To solve the problem, we need to analyze the reaction step by step, focusing on the stereochemistry involved when the reactant alcohol is a pure R-isomer. ### Step-by-Step Solution: 1. **Identify the Reactant Structure:** The reactant is an alcohol with the structure CH3CH2CH(OH)CH(CH3)2. The hydroxyl (OH) group is attached to the third carbon, which makes this carbon a chiral center because it is bonded to four different groups: - CH3 (methyl group) - CH2CH3 (ethyl group) - OH (hydroxyl group) - H (hydrogen atom) 2. **Determine the Configuration of the Chiral Center:** Since the reactant is specified as a pure R-isomer, we can assign the configuration at the chiral center.
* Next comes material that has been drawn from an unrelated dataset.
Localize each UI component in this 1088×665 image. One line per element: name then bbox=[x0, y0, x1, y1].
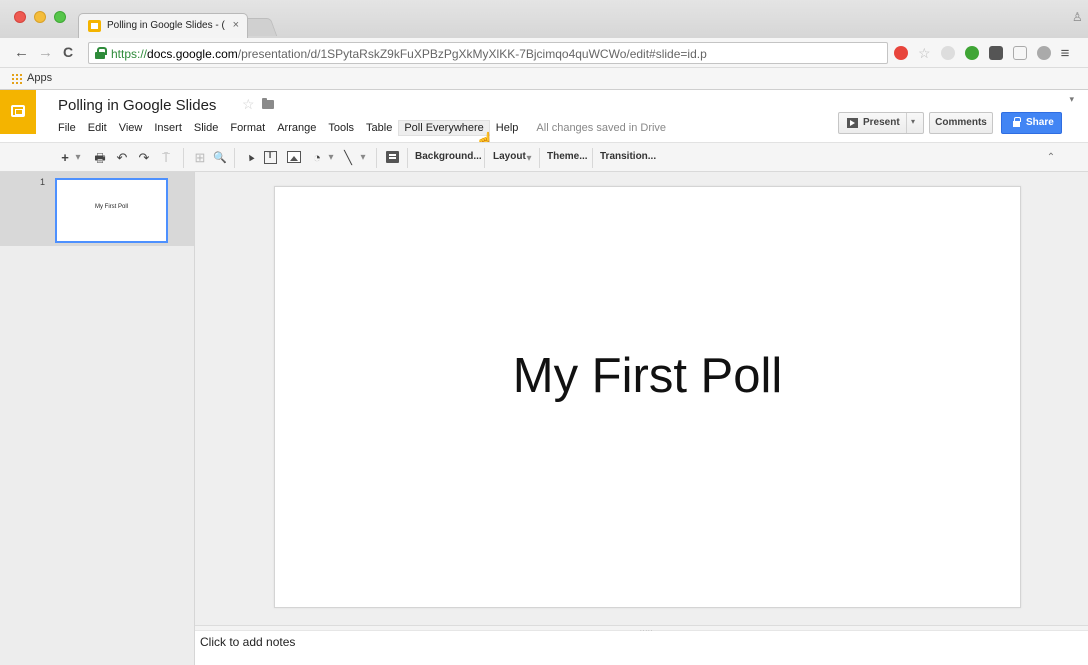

The priority of the substituents is determined by atomic number: - OH has the highest priority (1) - CH3 (methyl) is second (2) - CH2CH3 (ethyl) is third (3) - H (hydrogen) is lowest (4) When arranged in order of priority, if you trace a path from 1 to 2 to 3, it goes in a clockwise direction, confirming that it is indeed an R configuration. 3. **Reaction with Acetyl Chloride:** The alcohol reacts with acetyl chloride (CH3COCl) in the presence of a base. The base helps in the nucleophilic attack of the hydroxyl oxygen on the carbonyl carbon of acetyl chloride, leading to the formation of an intermediate. 4. **Formation of the Product:** The product formed will have the structure CH3CH2CH(OCOCH3)CH(CH3)2. The carbon that was originally the chiral center now has a new substituent (OCOCH3) replacing the OH group. 5. **Analyze the New Chiral Center:** The new chiral center still has four different groups: - OCOCH3 (acetyl group) - CH2CH3 (ethyl group) - CH(CH3)2 (isopropyl group) - H (hydrogen atom) The configuration at this new chiral center needs to be determined. The reaction mechanism involves the inversion of configuration at the chiral center due to the nucleophilic attack. 6. **Conclusion on Stereochemistry:** Since the reaction involves the inversion of configuration at the chiral center, the product will have the opposite configuration compared to the reactant. Therefore, if the reactant is a pure R-isomer, the product will be an S-isomer. ### Final Answer: If the reactant alcohol is a pure R-isomer, the product would have the configuration inverted at the chiral carbon atom, resulting in an S-isomer.